My six buzzards are actually American Black Vultures, the ID books tell me.   They have a funny way of squatting on their roosting boughs with their heads buried in their breast or wing feathers, a stance that makes them appear headless.   I wonder if their heads get cold without feathers.

Something in the marsh grass has attracted the lot of them.  Occasionally one or the other rattles down and disappears in the grass for some seconds.  Dead breakfast?  Perhaps it's no less revolting than our bacon.  dkm


Anonymous said...

Hi Deb, I'm enjoying reading all your posts, you've been busy :) Beautiful family you have.

Aw I love ugly vultures, so fascinating and creepy. I think my turkeys are quite handsome compared to them.

The last photo in the 'morning coffee' post is stunning. What a wonderful place to stay. My neighbours' chaff business is called Savannah Chaff.

Cotton is our sewing thread. Though nowadays polyester thread is used more (I still call it cotton). A couple of Xmas's ago I did a sewing project swap with a southern american lady through a quilting site and she sent me a fairy she'd made from your cotton plant - the fluffy cotton and its casing. It was fascinating to see where cotton actually came from. I don't know how it got through customs, obviously they didn't see it as I would imagine it was highly illegal. haha eek!

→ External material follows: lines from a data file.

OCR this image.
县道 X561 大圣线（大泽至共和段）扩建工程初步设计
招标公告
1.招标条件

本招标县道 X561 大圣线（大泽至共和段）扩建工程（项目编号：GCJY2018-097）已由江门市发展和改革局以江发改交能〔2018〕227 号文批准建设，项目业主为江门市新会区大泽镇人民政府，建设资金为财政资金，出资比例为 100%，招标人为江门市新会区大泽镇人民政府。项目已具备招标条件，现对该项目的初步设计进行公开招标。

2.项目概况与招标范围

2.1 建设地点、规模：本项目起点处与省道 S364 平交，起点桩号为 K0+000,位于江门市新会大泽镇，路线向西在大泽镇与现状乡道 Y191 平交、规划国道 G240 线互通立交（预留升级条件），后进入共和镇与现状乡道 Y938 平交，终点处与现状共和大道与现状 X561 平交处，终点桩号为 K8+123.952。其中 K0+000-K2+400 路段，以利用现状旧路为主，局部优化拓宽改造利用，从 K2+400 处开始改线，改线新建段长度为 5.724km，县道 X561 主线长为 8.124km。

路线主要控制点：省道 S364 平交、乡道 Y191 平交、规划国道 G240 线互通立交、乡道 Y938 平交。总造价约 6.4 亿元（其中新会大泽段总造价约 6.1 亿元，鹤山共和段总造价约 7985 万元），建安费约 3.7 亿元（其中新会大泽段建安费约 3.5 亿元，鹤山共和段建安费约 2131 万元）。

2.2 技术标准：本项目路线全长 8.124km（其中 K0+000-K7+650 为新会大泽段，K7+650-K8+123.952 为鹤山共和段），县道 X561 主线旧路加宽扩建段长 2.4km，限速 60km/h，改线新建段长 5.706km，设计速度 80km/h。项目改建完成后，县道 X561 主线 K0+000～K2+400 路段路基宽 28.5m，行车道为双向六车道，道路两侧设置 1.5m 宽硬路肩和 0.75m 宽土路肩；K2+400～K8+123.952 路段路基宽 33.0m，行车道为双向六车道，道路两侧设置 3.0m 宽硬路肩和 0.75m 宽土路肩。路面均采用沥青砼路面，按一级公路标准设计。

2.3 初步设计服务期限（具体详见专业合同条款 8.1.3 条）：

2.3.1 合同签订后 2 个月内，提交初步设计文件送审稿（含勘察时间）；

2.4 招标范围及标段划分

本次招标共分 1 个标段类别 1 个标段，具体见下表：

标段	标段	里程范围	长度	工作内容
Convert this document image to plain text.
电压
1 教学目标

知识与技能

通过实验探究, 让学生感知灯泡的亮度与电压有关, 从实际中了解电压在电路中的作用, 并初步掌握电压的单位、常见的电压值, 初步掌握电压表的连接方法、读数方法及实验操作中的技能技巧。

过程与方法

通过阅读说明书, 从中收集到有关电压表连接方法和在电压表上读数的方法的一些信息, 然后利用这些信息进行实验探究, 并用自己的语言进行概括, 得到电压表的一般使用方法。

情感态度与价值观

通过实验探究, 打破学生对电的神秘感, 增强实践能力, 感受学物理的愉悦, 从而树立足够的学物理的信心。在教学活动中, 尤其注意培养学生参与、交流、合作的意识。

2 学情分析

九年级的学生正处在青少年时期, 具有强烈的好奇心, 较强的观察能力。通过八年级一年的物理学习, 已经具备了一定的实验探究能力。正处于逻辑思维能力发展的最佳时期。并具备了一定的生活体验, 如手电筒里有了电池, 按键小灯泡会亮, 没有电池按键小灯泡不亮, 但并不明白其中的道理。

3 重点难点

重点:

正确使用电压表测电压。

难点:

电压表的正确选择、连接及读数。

Keep up with all this wonderful blogging. It's great :))))

Patricia Lichen said...

Black vultures? How interesting--I've never seen one. I agree with you--they're not as shockingly ugly as the turkey vultures here in the Pacific Northwest!

Thanks for the shout out--I appreciate it!

Jane Robertson said...

Lovely descriptions of the early morning on the marshes. Vultures are a bit of a change from Bluebirds!!!!

dkm said...

Niki---so happy to hear from you---your blog has not popped up in my reminder window in quite a while---hope you're enjoying your time off. Sorry to hear, via Jane, of more quaking in your world!

Here's hoping you and Jane and your families were all out of harm's way.

Ha ha re: bluebird/vulture comment :-)

Nicole said...

This always reminds me of the times when my husband thought our European Buzzards were Vultures (or rather look like them, since they do eat dead prey).
I love the way you describe their behaviour. I could really see them in the tree in my minds eye :)

bibi said...

I have seen vultures in the pose you describe, with their heads sunken into their chests, perched on a deserted shack that is covered in kudzu near our house at the lake. very creepy.